Covid-19: Fears grow over increased restrictions for cities and local areas

Ireland faces ‘critical two weeks’ in fight against virus, Minister says

Minister for Further and Higher Education Simon Harris  speaking to the media at Government Buildings. Photograph: Julien Behal Photography

Minister for Further and Higher Education Simon Harris speaking to the media at Government Buildings. Photograph: Julien Behal Photography

 

Fears over increased Covid-19 restrictions for other urban and localised areas are growing after the Government imposed Level 3 restrictions on colleges, which will see most tuition move online.

While third-level institutions will remain open during the move lasting up to three weeks, all lectures and most tutorials are expected to migrate online. Students will be encouraged to remain at home rather than travel to their campus. Libraries and laboratories in colleges are expected to remain open, but with social distancing measures in place and regulation on entry. All social activities on campus have been suspended.

Minister for Higher Education Simon Harris said the decision was grounded on the experience in other jurisdictions where there were significant increases in coronavirus cases after colleges reopened.

He also said it was a response to the current situation in Ireland, where the country faced a “critical two weeks” in its efforts to curb the disease.

“Notwithstanding all the protective measures that have been put in place by our higher level institutions, you will appreciate there is now a growing concern about the impact the recommencement on campus of [student] activity will have on the very fragile epidemiological situation that pertains at present.

“We are asking people to show common sense. If you don’t have to trek across the country to attend a lecture, you should not have to,” he said.

Urban centres

Taoiseach Micheál Martin on Friday warned urban centres could have Covid-19 restrictions increased to Level 3, pointing to concerns particularly about Cork, Limerick, Galway and Waterford. He indicated that the National Public Health Emergency Team (NPHET) may advise in terms of particularly localised restrictions.

Acting chief medical officer Ronan Glynn on Friday night said there was “every chance other areas will have to move to level 3”, but said there is “nothing inevitable about it” and people can work together to “turn the tide on his virus”.

Co Donegal moved to Level 3 from midnight, with gardaí to begin a highly visible and targeted operation from Saturday, including cross-border checkpoints in co-operation with the PSNI.

A further 326 cases of Covid-19 were confirmed in the State on Friday night, including 152 in Dublin, 32 in Cork, 21 in Galway and 22 in Donegal .The number of confirmed cases of Covid-19 in hospitals reached 102, going above 100 for the first time since early June.

Contact tracers

Meanwhile, it has emerged that contact tracers are to begin investigating where people are infected with Covid-19, following admissions this week by the State’s public health team that it cannot tell where cases are happening in the community.

In a letter to Government, NPHET said that retrospective contact tracing would gather extra information about Covid-19 cases labelled only as “ community transmission” up to now.

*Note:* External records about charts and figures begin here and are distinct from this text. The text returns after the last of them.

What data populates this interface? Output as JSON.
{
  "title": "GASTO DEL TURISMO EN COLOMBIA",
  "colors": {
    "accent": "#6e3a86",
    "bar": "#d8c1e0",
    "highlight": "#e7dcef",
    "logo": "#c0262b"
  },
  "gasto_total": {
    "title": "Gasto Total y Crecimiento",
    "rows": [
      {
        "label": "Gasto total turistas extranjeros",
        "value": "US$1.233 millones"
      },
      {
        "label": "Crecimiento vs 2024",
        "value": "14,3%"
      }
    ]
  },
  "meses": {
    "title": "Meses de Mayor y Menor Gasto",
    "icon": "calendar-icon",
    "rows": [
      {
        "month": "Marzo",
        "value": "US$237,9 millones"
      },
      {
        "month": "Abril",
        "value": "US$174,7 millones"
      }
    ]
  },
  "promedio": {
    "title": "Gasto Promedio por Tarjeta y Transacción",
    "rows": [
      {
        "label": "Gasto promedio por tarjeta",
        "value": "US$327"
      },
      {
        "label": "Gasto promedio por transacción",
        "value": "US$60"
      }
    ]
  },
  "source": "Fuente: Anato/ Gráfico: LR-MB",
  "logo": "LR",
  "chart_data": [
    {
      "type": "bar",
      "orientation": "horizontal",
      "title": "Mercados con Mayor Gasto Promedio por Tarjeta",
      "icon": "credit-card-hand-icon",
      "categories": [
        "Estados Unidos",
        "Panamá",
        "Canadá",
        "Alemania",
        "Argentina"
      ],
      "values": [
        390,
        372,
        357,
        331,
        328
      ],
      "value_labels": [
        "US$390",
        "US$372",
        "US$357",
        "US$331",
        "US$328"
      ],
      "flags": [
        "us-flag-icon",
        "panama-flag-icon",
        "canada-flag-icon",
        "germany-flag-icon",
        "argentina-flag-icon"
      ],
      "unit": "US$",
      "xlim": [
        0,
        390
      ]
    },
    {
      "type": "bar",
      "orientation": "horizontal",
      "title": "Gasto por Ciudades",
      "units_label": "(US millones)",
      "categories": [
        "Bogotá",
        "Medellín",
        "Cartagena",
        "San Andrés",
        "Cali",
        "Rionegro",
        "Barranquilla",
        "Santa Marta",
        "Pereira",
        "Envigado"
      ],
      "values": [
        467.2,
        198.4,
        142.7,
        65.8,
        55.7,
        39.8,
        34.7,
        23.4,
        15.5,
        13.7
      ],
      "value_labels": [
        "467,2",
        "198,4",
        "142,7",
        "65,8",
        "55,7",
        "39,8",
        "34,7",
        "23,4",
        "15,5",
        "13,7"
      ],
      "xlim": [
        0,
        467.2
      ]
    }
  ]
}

A HSE source said tracing teams will now play “detective” and investigate in much greater detail the movements and contacts of a confirmed case to identify at-risk bars, gyms and restaurants.

The HSE has, separately, been asked to explore proposals to significantly increase the level of Covid-19 testing available.

The Minister for Health, Stephen Donnelly, has told senior Government figures he believes that the level of testing needs to be substantially increased ahead of the winter period.

It is understood that the HSE has been asked to produce an options paper on significantly increasing testing capacity.